Son sıradan yükseldi ve önce ilk 100'e, ardından da ilk 50'ye girdi!

Sahada bulunan bazı kabile mensupları gördüklerine inanamadı. Bu kadar büyük bir kazanın bu kadar aniden gerçekleşeceğini tahmin edemiyorlardı.

Aslında Mo Su, kimsenin bir şey yapmasına gerek kalmadan son sıradan ilk 50'ye girmeyi başarmıştı. Gece yarısı gösterdiği performans şok ediciydi. Bu yüzden sahadaki yüzlerce kabile üyesi ilk 10'un ve ikinci sıradaki Bi Su'nun ihtişamını çoktan unutmuştu. Hepsinin bakışları Mo Su'nun ismine odaklanmıştı.

"Sonunda ne kadar yükseğe çıkabilir..?"

"Bu kişi kesinlikle ilk 30'a girecek!"

"Durum böyle olmayabilir. Bence dayanıklılığı eksik. Ama ne olursa olsun, ilk 50'ye girebilirse bu onun çok güçlü olduğu anlamına gelir!"

Tartışma sesleri yükselip alçaldı ve sahada kargaşa yaşandı. Gecenin sessiz bir gece olması gerekiyordu ama şimdi daha önce hiç olmadığı gibi oldu. Sessiz kalmaları imkansızdı. Aslında gündüze göre daha da hareketliydi.

Su Ming 50. sıraya ulaştığında sadece sahadaki yüzlerce kişinin dikkatini çekmekle kalmadı, aynı zamanda dağdaki katılımcıların da dikkatini çekti.

50. sıradan sonra gelenlerin çoğu, kendilerini bir anda geride bırakan kişiye karşı öfkeliydi ama aynı zamanda ona karşı da saygılıydı. İlk 50'ye girenlerin hepsi ellerindeki plakalara ve Su Ming'in rütbesine bakıyordu. Onlar için Su Ming zaten bir tehdit haline gelmişti. Bu tehdit çok büyük olmayabilir ama yine de onu ciddiye almaları için yeterliydi.

Ancak ilk 10'da, hatta ilk 20'de yer alanların dikkati yok denecek kadar azdı.

Ancak o anda en gergin olanlar kesinlikle Si Kong ve Bei Ling'di. Bunlardan biri 49'uncu, diğeri ise 48'inci sırada yer aldı. 50. sıradaki kişiye karşı boğazlarına bir şey düğümlenmiş gibi hissettiler.

Özellikle Si Kong için durum böyleydi.
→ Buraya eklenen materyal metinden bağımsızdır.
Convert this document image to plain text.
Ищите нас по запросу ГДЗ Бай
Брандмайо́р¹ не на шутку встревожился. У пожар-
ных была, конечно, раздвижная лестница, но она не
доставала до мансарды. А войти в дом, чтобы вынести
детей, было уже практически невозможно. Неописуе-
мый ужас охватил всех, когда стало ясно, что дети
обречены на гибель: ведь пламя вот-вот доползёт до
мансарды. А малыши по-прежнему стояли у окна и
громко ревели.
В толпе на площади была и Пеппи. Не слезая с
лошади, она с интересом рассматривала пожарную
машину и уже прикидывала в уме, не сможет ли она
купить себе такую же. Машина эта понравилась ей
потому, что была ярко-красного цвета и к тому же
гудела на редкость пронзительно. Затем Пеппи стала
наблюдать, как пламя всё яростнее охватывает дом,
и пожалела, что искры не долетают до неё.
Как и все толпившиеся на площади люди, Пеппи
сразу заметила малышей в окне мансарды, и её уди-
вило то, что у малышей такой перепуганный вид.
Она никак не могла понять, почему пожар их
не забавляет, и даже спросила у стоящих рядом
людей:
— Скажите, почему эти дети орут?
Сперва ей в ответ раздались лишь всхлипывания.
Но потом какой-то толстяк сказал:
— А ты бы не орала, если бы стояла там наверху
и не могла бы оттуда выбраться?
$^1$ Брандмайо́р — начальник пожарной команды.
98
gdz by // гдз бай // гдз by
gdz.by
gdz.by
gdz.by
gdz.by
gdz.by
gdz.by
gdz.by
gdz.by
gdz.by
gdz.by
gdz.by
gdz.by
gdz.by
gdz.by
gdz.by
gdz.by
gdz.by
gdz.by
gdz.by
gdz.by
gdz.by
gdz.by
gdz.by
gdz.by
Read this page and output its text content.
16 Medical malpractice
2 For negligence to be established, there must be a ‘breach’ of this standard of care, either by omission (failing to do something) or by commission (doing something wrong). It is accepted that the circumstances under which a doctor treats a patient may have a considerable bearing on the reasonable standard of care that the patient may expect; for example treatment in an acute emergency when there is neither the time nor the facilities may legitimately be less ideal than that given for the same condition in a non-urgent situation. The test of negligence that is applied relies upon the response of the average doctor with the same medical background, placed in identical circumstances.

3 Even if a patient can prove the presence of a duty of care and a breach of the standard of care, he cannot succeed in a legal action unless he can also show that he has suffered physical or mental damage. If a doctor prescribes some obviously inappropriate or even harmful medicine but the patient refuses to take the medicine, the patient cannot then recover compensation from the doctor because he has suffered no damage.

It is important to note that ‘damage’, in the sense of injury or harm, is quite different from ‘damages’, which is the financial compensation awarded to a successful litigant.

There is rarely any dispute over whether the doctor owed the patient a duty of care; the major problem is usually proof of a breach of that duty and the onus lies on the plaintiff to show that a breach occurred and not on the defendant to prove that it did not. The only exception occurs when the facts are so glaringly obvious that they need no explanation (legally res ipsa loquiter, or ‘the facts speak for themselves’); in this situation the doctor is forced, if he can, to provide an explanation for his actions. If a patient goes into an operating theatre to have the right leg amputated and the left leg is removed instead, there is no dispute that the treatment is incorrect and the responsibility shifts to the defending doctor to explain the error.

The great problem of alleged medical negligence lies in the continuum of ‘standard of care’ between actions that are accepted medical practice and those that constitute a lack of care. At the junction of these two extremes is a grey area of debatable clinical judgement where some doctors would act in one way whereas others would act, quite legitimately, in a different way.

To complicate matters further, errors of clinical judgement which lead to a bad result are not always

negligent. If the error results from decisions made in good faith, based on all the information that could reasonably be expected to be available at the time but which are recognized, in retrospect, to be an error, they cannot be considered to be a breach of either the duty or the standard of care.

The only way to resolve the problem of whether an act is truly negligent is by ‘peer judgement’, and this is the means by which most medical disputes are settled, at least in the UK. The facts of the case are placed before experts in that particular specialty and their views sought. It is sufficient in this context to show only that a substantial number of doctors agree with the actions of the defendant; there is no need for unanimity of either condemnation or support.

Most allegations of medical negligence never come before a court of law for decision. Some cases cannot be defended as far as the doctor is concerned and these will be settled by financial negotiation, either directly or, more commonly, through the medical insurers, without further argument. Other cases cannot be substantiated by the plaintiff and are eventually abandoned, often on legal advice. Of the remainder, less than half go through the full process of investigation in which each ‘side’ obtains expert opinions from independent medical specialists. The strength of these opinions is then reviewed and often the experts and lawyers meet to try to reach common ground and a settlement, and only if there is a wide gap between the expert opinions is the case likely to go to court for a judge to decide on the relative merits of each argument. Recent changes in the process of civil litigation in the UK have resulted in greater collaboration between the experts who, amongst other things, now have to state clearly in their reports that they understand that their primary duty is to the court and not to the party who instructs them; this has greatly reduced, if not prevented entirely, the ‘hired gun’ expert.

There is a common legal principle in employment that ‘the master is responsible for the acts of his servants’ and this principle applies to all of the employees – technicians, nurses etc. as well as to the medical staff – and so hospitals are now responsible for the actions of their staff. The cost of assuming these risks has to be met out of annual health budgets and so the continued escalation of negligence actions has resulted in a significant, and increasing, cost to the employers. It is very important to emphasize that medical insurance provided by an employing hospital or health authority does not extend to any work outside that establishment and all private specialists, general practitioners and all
Yumruklarını sıktığında yüzü bembeyazdı. Dark Dragon Kabilesi'nin kabile liderinin oğlu olarak bu rütbeyi elde etmek onun için kolay olmadı. Başlangıçta kendisinden oldukça memnundu ama şimdi kalbi göğsünde çarpıyordu.

"Kalkamıyorum! Yukarı gelemiyorum! yukarı çıkamıyorum!!! "Kalbinden bağırmaya devam etti. Elindeki jetonun sıralamasına bakarken gözleri kırmızıydı.

Bei Ling durduğu yerden biraz uzakta küçük bir yolda ayağa kalktı. Ayrıca son derece gergindi. Tabağa bakarken gözleri sonuna kadar açılmıştı. Si Kong gibi yüreğinden bağırmıyordu. Bunun yerine dişlerini gıcırdattı, arkasını döndü ve kararlılıkla 207. basamağa doğru yürüdü.

İnsanların çoğu sıralama tablosuna bakarken Su Ming 200. basamakta durdu ve derin bir nefes aldı. Bakışları çelik kadar kararlıydı. Vücudundaki 58 kan damarı güçlü bir ışıkla parlıyordu. Etrafındaki sis olmasaydı o ışık kesinlikle gökyüzüne vuracaktı. Uzakta olsalar bile onu görebilirlerdi. Ancak şimdi sisin varlığı nedeniyle her şey dağın derinliklerine gömülmüştü.